February 6, 2013
by Timothy Myers
Orlans Associates, P.C. – USFN Member (Michigan)
On December 12, 2012, the U.S. Court of Appeals for the Sixth Circuit issued an opinion in Mitan v. Federal Home Loan Mortgage Corporation, __ F.3d __, 2012 U.S. App. LEXIS 25979 (6th Cir. 2012).
In Mitan, the plaintiff challenged the validity of the sheriff’s deed, claiming that he had been denied a loan modification opportunity under Michigan’s foreclosure statute. The trial court dismissed the case, finding that the redemption period had expired, and the plaintiff therefore lacked standing to maintain the suit. While the court of appeals acknowledged that Michigan law generally restricts a borrower’s ability to maintain claims once redemption has expired, it found that the violation of the loan modification opportunity was a structural defect in the foreclosure that voided the sale.

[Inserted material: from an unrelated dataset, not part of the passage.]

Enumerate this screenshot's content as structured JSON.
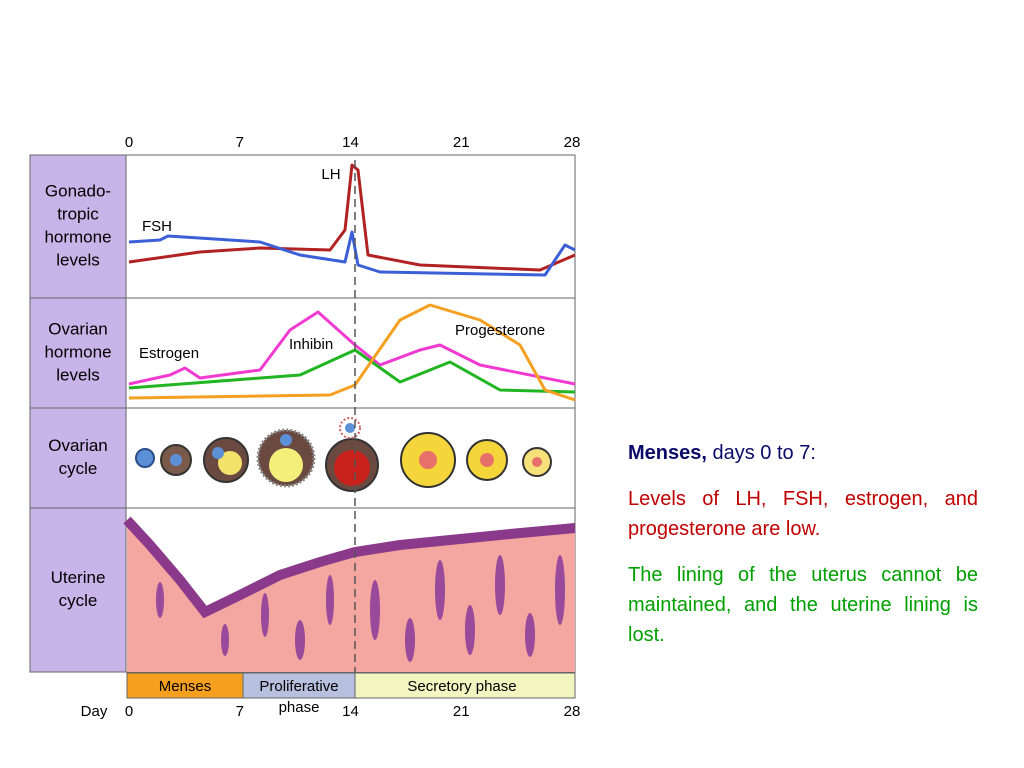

If the foreclosure was void, the court reasoned, the redemption period would not have run and the borrower would have standing to maintain his claims. This case effectively extends the post-redemption opportunity for a borrower to challenge the sale simply by alleging a defect associated with loan modification efforts, even though the statute contains an exclusive remedial provision for such a violation that limits the borrower’s rights to enjoining the sale and demanding the foreclosure be done judicially.

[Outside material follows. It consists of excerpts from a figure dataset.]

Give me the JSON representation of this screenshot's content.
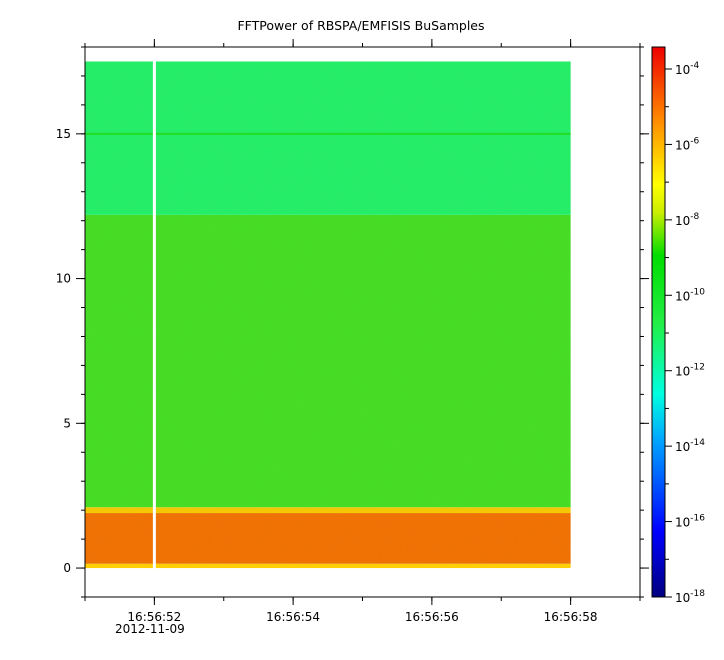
{
  "chart_data": {
    "type": "heatmap",
    "title": "FFTPower of RBSPA/EMFISIS  BuSamples",
    "xlabel": "",
    "ylabel": "",
    "x_ticks": [
      "16:56:52",
      "16:56:54",
      "16:56:56",
      "16:56:58"
    ],
    "x_date_label": "2012-11-09",
    "x_range": [
      "16:56:51.0",
      "16:56:59.0"
    ],
    "data_x_range": [
      "16:56:51.0",
      "16:56:58.0"
    ],
    "ylim": [
      -1,
      18
    ],
    "y_ticks": [
      0,
      5,
      10,
      15
    ],
    "data_y_range": [
      0,
      17.5
    ],
    "gap_time": "16:56:52.0",
    "colorbar": {
      "scale": "log",
      "range": [
        "1e-18",
        "1e-4"
      ],
      "ticks": [
        -18,
        -16,
        -14,
        -12,
        -10,
        -8,
        -6,
        -4
      ]
    },
    "bands": [
      {
        "y_min": 0.0,
        "y_max": 0.15,
        "log_power": -8.0,
        "color": "#ffd000"
      },
      {
        "y_min": 0.15,
        "y_max": 1.9,
        "log_power": -6.5,
        "color": "#f07000"
      },
      {
        "y_min": 1.9,
        "y_max": 2.1,
        "log_power": -8.0,
        "color": "#f5c800"
      },
      {
        "y_min": 2.1,
        "y_max": 12.2,
        "log_power": -10.3,
        "color": "#44dd22"
      },
      {
        "y_min": 12.2,
        "y_max": 17.5,
        "log_power": -11.5,
        "color": "#22ee66"
      }
    ],
    "lines": [
      {
        "y": 15.0,
        "color": "#22dd22"
      }
    ]
  }
}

The significance of Mitan may be short-lived, however. In reaching its decision, the court relied on Davenport v. HSBC Bank USA, 275 Mich. App. 344 (2007), a case that held structural defects in foreclosure proceedings render the sale void. The Michigan Supreme Court, nine days after Mitan was decided, issued Kim v. JPMorgan Chase Bank, NA, Docket No. 144690, __ Mich. __, 2012 Mich. LEXIS 2220 (Mich. Dec. 21, 2012), in which it expressly rejected Davenport and held that defects in the foreclosure process render the sale voidable instead of void. Moreover, Kim suggests that where a defect in the foreclosure exists, borrowers must nevertheless demonstrate prejudice showing they would have been in a better position to preserve their interest in the property absent the noncompliance with the statute. The standard set forth by Kim places a more stringent burden on borrowers than that found in Mitan.

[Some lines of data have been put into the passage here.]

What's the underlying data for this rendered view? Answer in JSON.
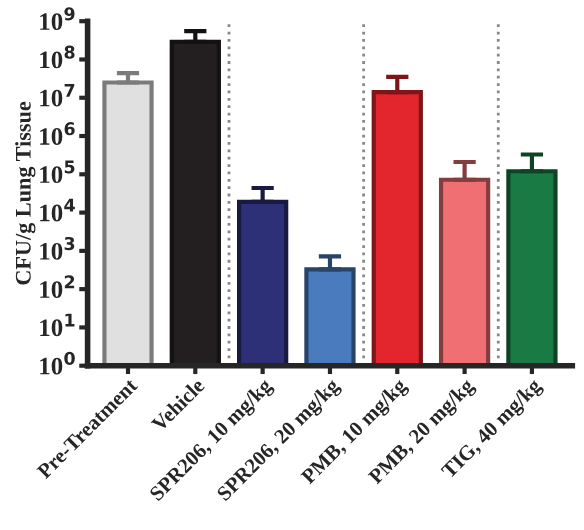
{
  "chart_data": {
    "type": "bar",
    "ylabel": "CFU/g Lung Tissue",
    "categories": [
      "Pre-Treatment",
      "Vehicle",
      "SPR206, 10 mg/kg",
      "SPR206, 20 mg/kg",
      "PMB, 10 mg/kg",
      "PMB, 20 mg/kg",
      "TIG, 40 mg/kg"
    ],
    "values": [
      25000000,
      290000000,
      19000,
      330,
      14000000,
      72000,
      120000
    ],
    "errors": [
      [
        25000000,
        44000000
      ],
      [
        290000000,
        550000000
      ],
      [
        19000,
        44000
      ],
      [
        330,
        720
      ],
      [
        14000000,
        35000000
      ],
      [
        72000,
        210000
      ],
      [
        120000,
        330000
      ]
    ],
    "colors": [
      "#e0e0e0",
      "#231f20",
      "#2e3077",
      "#4a7bbf",
      "#e3262d",
      "#ef6f73",
      "#1a7a43"
    ],
    "log": "y",
    "ylim": [
      1,
      1000000000
    ],
    "yticks": [
      {
        "value": 1,
        "label": "10$^{0}$"
      },
      {
        "value": 10,
        "label": "10$^{1}$"
      },
      {
        "value": 100,
        "label": "10$^{2}$"
      },
      {
        "value": 1000,
        "label": "10$^{3}$"
      },
      {
        "value": 10000,
        "label": "10$^{4}$"
      },
      {
        "value": 100000,
        "label": "10$^{5}$"
      },
      {
        "value": 1000000,
        "label": "10$^{6}$"
      },
      {
        "value": 10000000,
        "label": "10$^{7}$"
      },
      {
        "value": 100000000,
        "label": "10$^{8}$"
      },
      {
        "value": 1000000000,
        "label": "10$^{9}$"
      }
    ],
    "grid": false,
    "legend": false
  }
}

The holdings of the two cases are contradictory, and at least one court in the Eastern District of Michigan has declined to follow Mitan as a result of Kim. [Acheampong v. Bank of New York Mellon, Case No. 12-13223 (Jan. 16, 2013)]. The Sixth Circuit has been asked to reconsider its Mitan decision in light of Kim, although no decision has been made on that petition at this time.